Un échec le poussant à changer de discipline. De la courte distance, le triathlète passe au long. Au programme pour lui : le circuit de la fédération internationale (4 kilomètres de nage, 120 à vélo, et 30 en courant). Le moins que l'on puisse dire, c'est que ce changement est une réussite. Vice-champion du monde en 2009, il remporte le titre en 2010. Et vient donc de glaner une médaille de bronze ce dimanche aux Etats-Unis. Pas de déception pour autant. « Au vu des conditions, c’est sûr que ce résultat me laisse un goût amer, concède Sylvain Sudrie. Mais je reste satisfait de la manière dont j’ai couru. » Il faut dire que l'épreuve a connu quelques modifications. La partie natation, l’épreuve de « prédilection » du Français, a été annulée à cause d’importantes pluies entraînant le développement d’une bactérie dans le lac. La compétition s'est donc déroulée sur un format contre la montre -car les sportifs n'ont pas le droit de rouler dans l'aspiration des autres à vélo- où les triathlètes ont enchaîné vélo et course à pied sur un parcours très sélectif.

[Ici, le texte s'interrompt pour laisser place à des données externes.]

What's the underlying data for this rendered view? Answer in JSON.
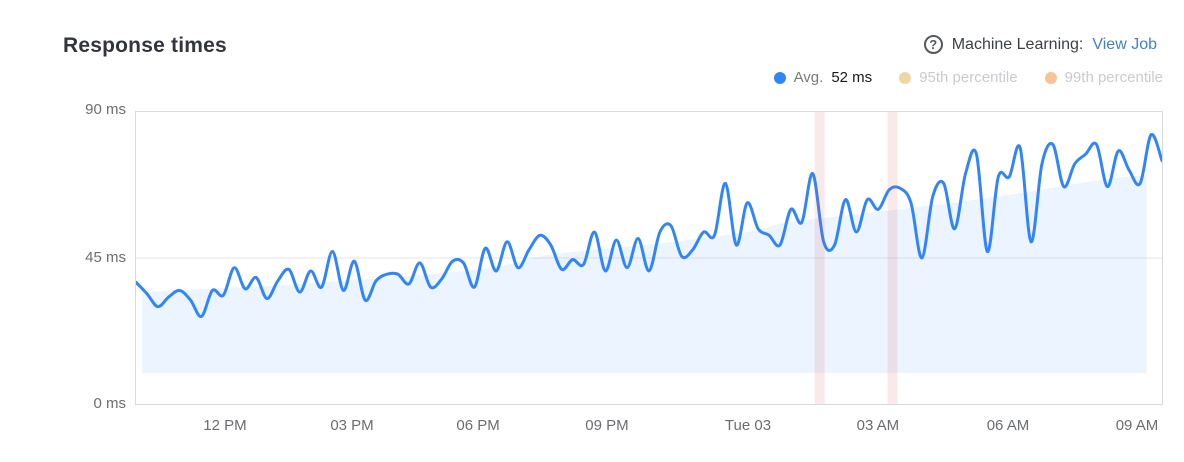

En route pour l'Ironman d'Hawaï
Avec son format particulier, la course n'a pas permis à Sylvain Sudrie d’exploiter toutes ses qualités et de remporter un second titre. Tant pis. Le Talençais repart une nouvelle fois de l'avant. Et se lance un nouveau défi. Concourant toujours sur longue distance, il souhaite désormais s'attaquer à l'Ironman (3,8 kilomètres de natation, 180 à vélo, et 42.195 soit un marathon à pied). « C’est la suite logique de ma carrière après être passé par tous les formats », explique-t-il. Sa mission : se qualifier aux championnats du monde d'Hawaï, « le plus rapidement possible dans la saison pour s’y préparer au mieux », dixit le Bordelais. Et pourquoi ne pas aller chercher un podium de plus ? Ce garçon d'un mètre 79 pour 66 kilos dispose en tout cas de toutes les qualités. Et de la motivation pour vivre de nouvelles heures de plaisir et de souffrance. Loin de celles qui l'ont hanté à l'âge de 15 ans.